Automated, efficient and model-free inference for randomized clinical trials via data-driven covariate adjustment
Topic: Automated, efficient and model-free inference for randomized clinical trials via data-driven covariate adjustment
Datetime: September 13th Friday, 11am-12pm EDT.
Presenter: Kelly Van Lancker from Ghent University
Zoom link:: https://umich.zoom.us/j/7573650566
Summary: In May 2023, the U.S. Food and Drug Administration (FDA) released guidance for industry on “Adjustment for Covariates in Randomized Clinical Trials for Drugs and Biological Products”. Covariate adjustment is a statistical analysis method for improving precision and power in clinical trials by adjusting for pre-specified, prognostic baseline variables. Though recommended by the FDA and the European Medicines Agency (EMA), many trials do not exploit the available information in baseline variables or make use only of the baseline measurement of the outcome. This is likely (partly) due to the regulatory mandate to pre-specify baseline covariates for adjustment, leading to challenges in determining appropriate covariates and their functional forms. We will explore the potential of automated data-adaptive methods, such as machine learning algorithms, for covariate adjustment, addressing the challenge of pre-specification. Specifically, our approach allows the use of complex models or machine learning algorithms without compromising the interpretation or validity of the treatment effect estimate and its corresponding standard error, even in the presence of misspecified outcome working models.

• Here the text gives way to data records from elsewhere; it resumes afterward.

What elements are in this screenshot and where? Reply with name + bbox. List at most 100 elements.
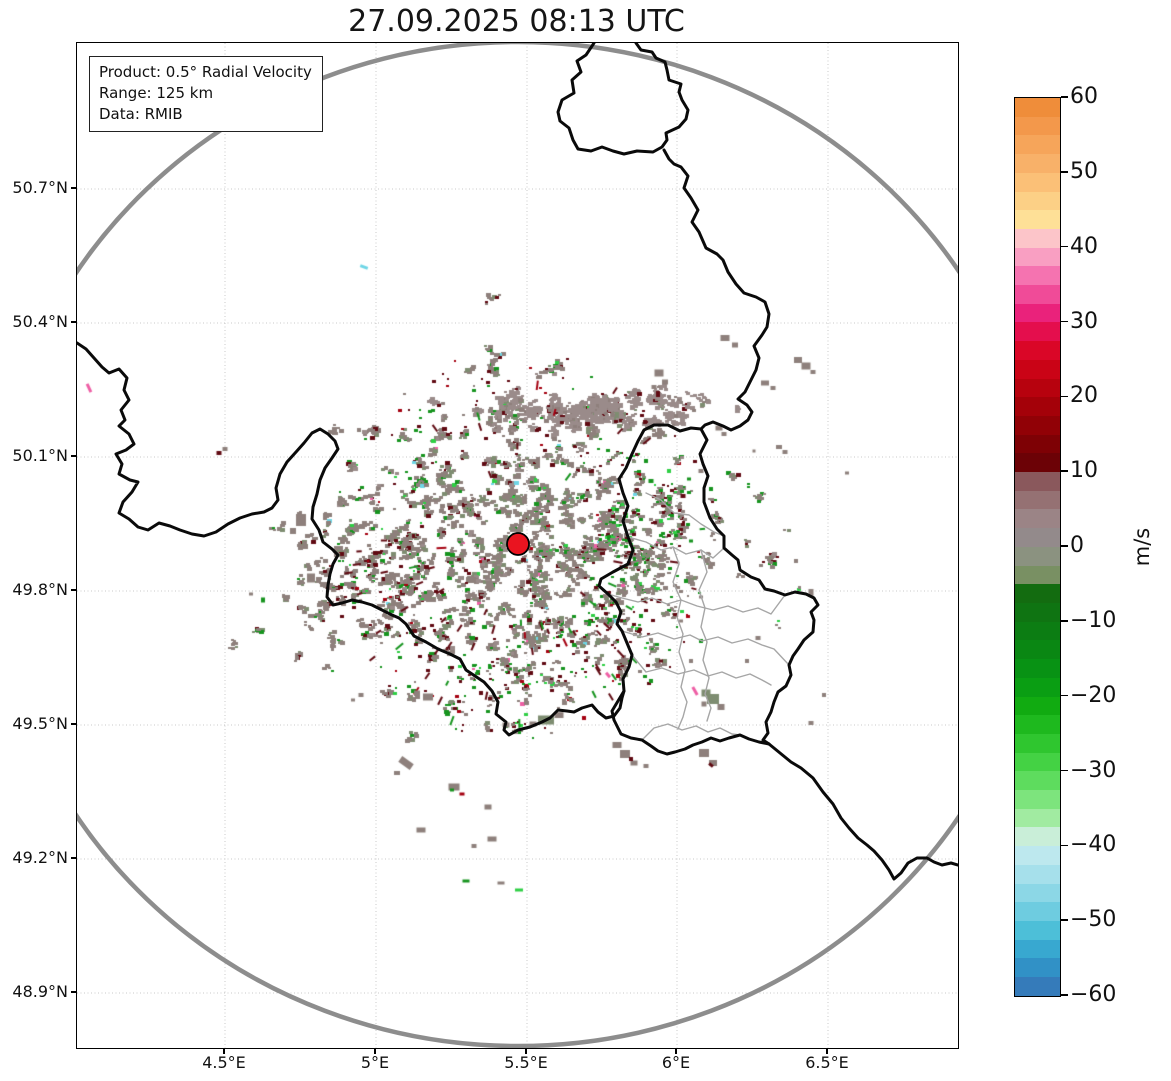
colorbar-band [1015, 285, 1060, 304]
x-axis-tickmark [223, 1049, 225, 1054]
colorbar-tick-label: 30 [1070, 308, 1098, 334]
x-axis-tick-label: 5.5°E [504, 1053, 548, 1072]
colorbar-band [1015, 415, 1060, 435]
figure-title: 27.09.2025 08:13 UTC [348, 4, 685, 39]
x-axis-tick-label: 6.5°E [805, 1053, 849, 1072]
colorbar-band [1015, 303, 1060, 323]
radar-location-marker [506, 532, 530, 556]
regional-border-lux-canton [645, 492, 725, 537]
y-axis-tick-label: 50.4°N [12, 312, 68, 331]
colorbar-band [1015, 322, 1060, 342]
colorbar-band [1015, 528, 1060, 547]
colorbar-band [1015, 846, 1060, 865]
colorbar-band [1015, 135, 1060, 155]
colorbar-band [1015, 341, 1060, 360]
colorbar-tick-label: −40 [1070, 832, 1117, 858]
colorbar-band [1015, 715, 1060, 734]
y-axis-tickmark [71, 857, 76, 859]
national-border-france-belgium [77, 341, 626, 737]
colorbar-tick-label: −50 [1070, 907, 1117, 933]
colorbar-tickmark [1061, 320, 1068, 323]
colorbar-tick-label: −10 [1070, 607, 1117, 633]
y-axis-tick-label: 49.5°N [12, 714, 68, 733]
national-border-belgium-germany [662, 148, 771, 432]
colorbar-tickmark [1061, 171, 1068, 173]
colorbar-band [1015, 920, 1060, 940]
regional-border-lux-canton [627, 536, 725, 559]
x-axis-tickmark [374, 1049, 376, 1054]
national-border-france-luxembourg [610, 689, 771, 756]
colorbar-tickmark [1061, 620, 1068, 622]
map-plot-area: Product: 0.5° Radial Velocity Range: 125… [76, 42, 959, 1049]
colorbar-tickmark [1061, 395, 1068, 398]
colorbar-band [1015, 771, 1060, 791]
colorbar [1014, 97, 1061, 997]
colorbar-tickmark [1061, 844, 1068, 847]
national-border-belgium-luxembourg [597, 423, 703, 693]
y-axis-tick-label: 50.1°N [12, 446, 68, 465]
colorbar-band [1015, 696, 1060, 716]
colorbar-band [1015, 621, 1060, 641]
colorbar-band [1015, 116, 1060, 136]
colorbar-tickmark [1061, 694, 1068, 697]
colorbar-tickmark [1061, 994, 1068, 996]
colorbar-band [1015, 659, 1060, 678]
y-axis-tick-label: 50.7°N [12, 178, 68, 197]
y-axis-tickmark [71, 321, 76, 323]
colorbar-band [1015, 752, 1060, 772]
colorbar-band [1015, 864, 1060, 884]
y-axis-tick-label: 48.9°N [12, 982, 68, 1001]
range-line: Range: 125 km [99, 84, 214, 102]
national-border-luxembourg-germany [698, 427, 820, 746]
colorbar-band [1015, 677, 1060, 697]
x-axis-tickmark [675, 1049, 677, 1054]
colorbar-band [1015, 378, 1060, 398]
colorbar-tick-label: −30 [1070, 757, 1117, 783]
colorbar-band [1015, 228, 1060, 248]
regional-border-lux-canton [672, 546, 688, 730]
colorbar-tickmark [1061, 245, 1068, 248]
y-axis-tickmark [71, 187, 76, 189]
colorbar-band [1015, 247, 1060, 267]
colorbar-tickmark [1061, 470, 1068, 472]
colorbar-tick-label: 60 [1070, 84, 1098, 109]
colorbar-band [1015, 359, 1060, 379]
range-ring-circle [77, 43, 958, 1048]
data-source-line: Data: RMIB [99, 105, 183, 123]
x-axis-tick-label: 4.5°E [202, 1053, 246, 1072]
x-axis-tick-label: 6°E [661, 1053, 691, 1072]
regional-border-lux-canton [631, 654, 772, 686]
colorbar-tick-label: −20 [1070, 682, 1117, 708]
colorbar-band [1015, 977, 1060, 996]
colorbar-tick-label: 0 [1070, 533, 1084, 558]
regional-border-lux-canton [621, 630, 790, 666]
colorbar-tick-label: 20 [1070, 383, 1098, 409]
colorbar-band [1015, 584, 1060, 603]
colorbar-band [1015, 172, 1060, 192]
colorbar-tickmark [1061, 769, 1068, 772]
colorbar-unit-label: m/s [1130, 527, 1154, 567]
colorbar-band [1015, 472, 1060, 491]
colorbar-band [1015, 902, 1060, 921]
colorbar-band [1015, 827, 1060, 847]
colorbar-band [1015, 565, 1060, 585]
colorbar-band [1015, 266, 1060, 286]
product-line: Product: 0.5° Radial Velocity [99, 63, 312, 81]
colorbar-band [1015, 808, 1060, 828]
colorbar-band [1015, 640, 1060, 660]
y-axis-tickmark [71, 723, 76, 725]
colorbar-tickmark [1061, 545, 1068, 547]
colorbar-band [1015, 602, 1060, 622]
colorbar-band [1015, 434, 1060, 454]
y-axis-tickmark [71, 455, 76, 457]
colorbar-tickmark [1061, 919, 1068, 921]
colorbar-band [1015, 733, 1060, 753]
colorbar-band [1015, 191, 1060, 211]
y-axis-tick-label: 49.2°N [12, 848, 68, 867]
y-axis-tickmark [71, 589, 76, 591]
colorbar-tick-label: 40 [1070, 233, 1098, 259]
colorbar-tickmark [1061, 96, 1068, 98]
colorbar-band [1015, 490, 1060, 510]
colorbar-tick-label: −60 [1070, 982, 1117, 1007]
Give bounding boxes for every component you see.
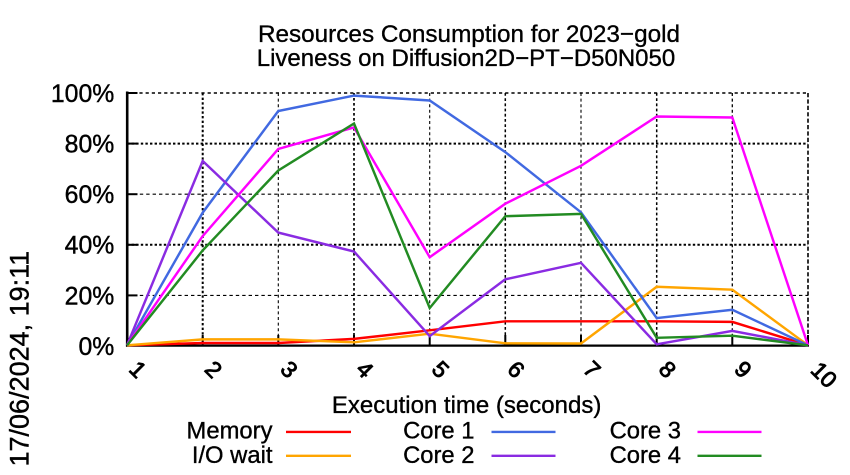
svg-text:I/O wait: I/O wait (192, 442, 273, 469)
svg-text:20%: 20% (65, 283, 115, 310)
svg-text:Core 3: Core 3 (610, 418, 681, 445)
svg-text:Core 1: Core 1 (403, 418, 474, 445)
svg-text:60%: 60% (65, 182, 115, 209)
svg-text:17/06/2024, 19:11: 17/06/2024, 19:11 (5, 251, 35, 467)
svg-text:Resources Consumption for 2023: Resources Consumption for 2023−gold (258, 21, 680, 48)
svg-text:0%: 0% (78, 334, 114, 361)
svg-text:40%: 40% (65, 233, 115, 260)
svg-text:Core 2: Core 2 (403, 442, 474, 469)
svg-text:100%: 100% (51, 81, 114, 108)
svg-text:Memory: Memory (187, 418, 273, 445)
svg-text:Execution time (seconds): Execution time (seconds) (332, 392, 601, 419)
svg-text:Liveness on Diffusion2D−PT−D50: Liveness on Diffusion2D−PT−D50N050 (257, 45, 675, 72)
svg-text:80%: 80% (65, 132, 115, 159)
svg-text:Core 4: Core 4 (610, 442, 681, 469)
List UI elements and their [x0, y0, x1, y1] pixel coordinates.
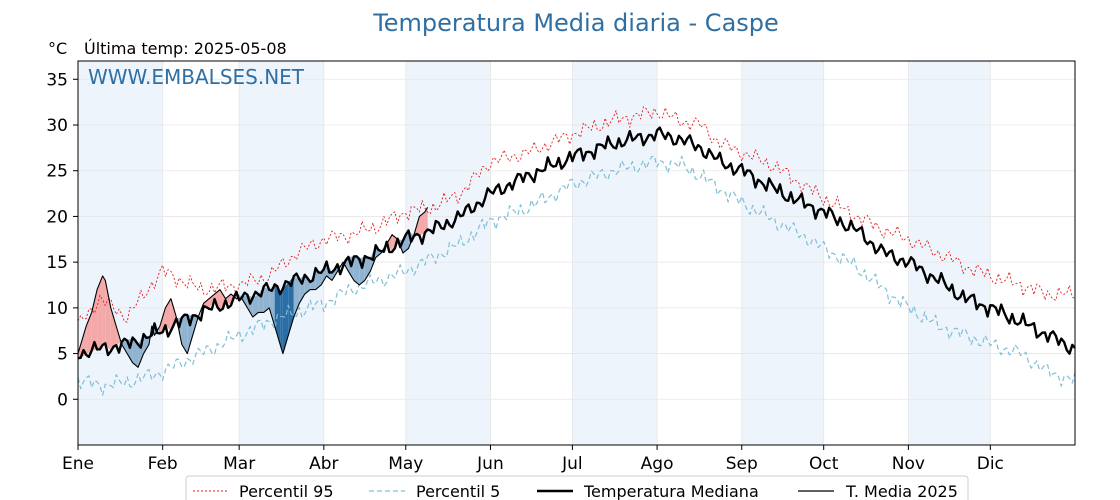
x-tick-label: Nov [892, 454, 925, 474]
y-axis: 0 5 10 15 20 25 30 35 [46, 70, 78, 410]
x-tick-label: Abr [309, 454, 338, 474]
x-tick-label: Sep [726, 454, 758, 474]
x-tick-label: Jun [476, 454, 504, 474]
anomaly-fill [165, 298, 171, 331]
series-lines [77, 106, 1076, 396]
chart-title: Temperatura Media diaria - Caspe [372, 9, 779, 37]
series-line-current [77, 207, 429, 368]
anomaly-fill [252, 294, 259, 317]
x-axis: Ene Feb Mar Abr May Jun Jul Ago Sep Oct Nov Dic [62, 445, 1004, 474]
anomaly-fill [220, 289, 226, 311]
anomaly-fill [143, 334, 150, 354]
anomaly-fill [419, 211, 425, 236]
x-tick-label: Dic [977, 454, 1004, 474]
x-tick-label: Ago [641, 454, 674, 474]
legend-label-median: Temperatura Mediana [583, 482, 759, 500]
y-tick-label: 15 [46, 253, 68, 273]
anomaly-fill [110, 307, 117, 352]
x-tick-label: May [388, 454, 423, 474]
month-band [741, 61, 824, 445]
month-band [239, 61, 324, 445]
anomaly-fill [386, 234, 393, 252]
anomaly-fill [353, 256, 360, 285]
y-tick-label: 20 [46, 207, 68, 227]
gridlines [77, 61, 1075, 445]
legend-box [185, 475, 969, 500]
series-line-median [77, 126, 1076, 360]
anomaly-fill [181, 314, 188, 354]
y-tick-label: 5 [57, 345, 68, 365]
x-tick-label: Ene [62, 454, 94, 474]
x-tick-label: Feb [148, 454, 178, 474]
legend-label-p95: Percentil 95 [239, 482, 334, 500]
anomaly-fill [403, 230, 409, 253]
y-tick-label: 30 [46, 116, 68, 136]
y-tick-label: 25 [46, 162, 68, 182]
y-tick-label: 10 [46, 299, 68, 319]
last-update-label: Última temp: 2025-05-08 [84, 39, 287, 58]
anomaly-fill [280, 288, 283, 354]
anomaly-fill [304, 274, 311, 295]
y-tick-label: 0 [57, 390, 68, 410]
anomaly-fill [214, 289, 221, 311]
month-band [405, 61, 491, 445]
series-line-p95 [77, 106, 1076, 323]
legend-label-p5: Percentil 5 [416, 482, 500, 500]
month-band [78, 61, 163, 445]
anomaly-fill [225, 294, 231, 306]
unit-label: °C [48, 39, 67, 58]
anomaly-fill [424, 207, 428, 233]
month-bands [78, 61, 991, 445]
anomaly-fill [293, 276, 300, 317]
legend-label-current: T. Media 2025 [845, 482, 958, 500]
y-tick-label: 35 [46, 70, 68, 90]
x-tick-label: Mar [223, 454, 255, 474]
watermark-text: WWW.EMBALSES.NET [88, 65, 305, 89]
anomaly-fill [282, 282, 289, 354]
anomaly-fill [132, 337, 139, 368]
anomaly-fill [364, 256, 371, 281]
anomaly-fill [102, 275, 106, 346]
plot-frame [77, 60, 1076, 446]
anomaly-fill [392, 234, 398, 252]
legend: Percentil 95 Percentil 5 Temperatura Med… [185, 475, 969, 500]
anomaly-fill [170, 298, 177, 331]
x-tick-label: Jul [561, 454, 583, 474]
anomaly-fill [105, 280, 111, 352]
anomaly-fill [97, 275, 103, 350]
x-tick-label: Oct [809, 454, 839, 474]
anomaly-fill [91, 289, 98, 351]
month-band [572, 61, 658, 445]
anomaly-fill [263, 286, 270, 313]
month-band [908, 61, 991, 445]
anomaly-fill [269, 284, 275, 327]
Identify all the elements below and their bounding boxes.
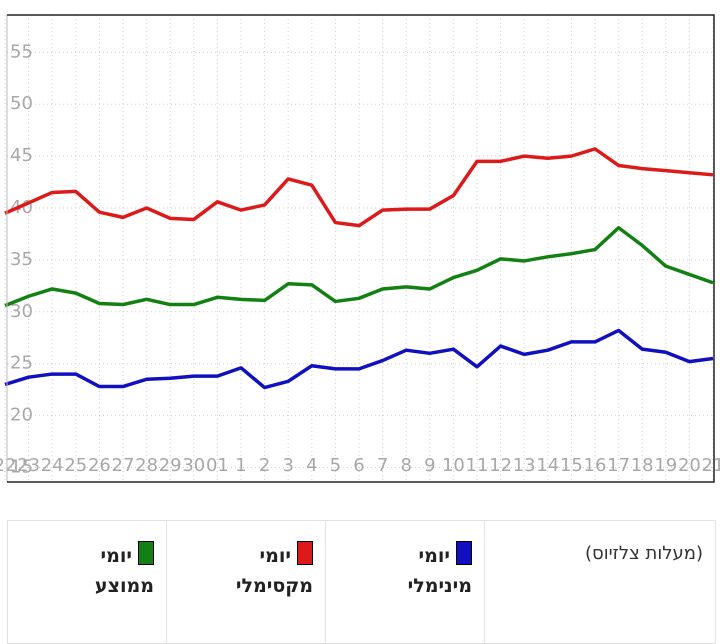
x-tick-label: 1 — [235, 455, 246, 476]
x-tick-label: 19 — [654, 455, 677, 476]
page: {"chart_data": {"type": "line", "categor… — [0, 14, 720, 644]
x-tick-label: 2 — [259, 455, 270, 476]
x-tick-label: 24 — [41, 455, 64, 476]
y-tick-label: 55 — [10, 41, 33, 62]
frame — [7, 14, 715, 483]
x-tick-label: 17 — [607, 455, 630, 476]
legend-item: יומי מקסימלי — [166, 520, 326, 644]
x-tick-label: 13 — [513, 455, 536, 476]
y-tick-label: 15 — [10, 456, 33, 477]
x-tick-label: 4 — [306, 455, 317, 476]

This contrasts the majority of competing works which assume correct model specification for the validity of standard errors. Our proposed estimators either necessitate ultra-sparsity in the outcome model (which can be relaxed by limiting the number of predictors in the model) or necessitate integration with sample splitting to enhance their performance. As such, we will arrive at simple estimators and standard errors for the marginal treatment effect in randomized clinical trials, which exploit data-adaptive outcome predictions based on prognostic baseline covariates, and have low (or no) bias in finite samples even when those predictions are themselves biased.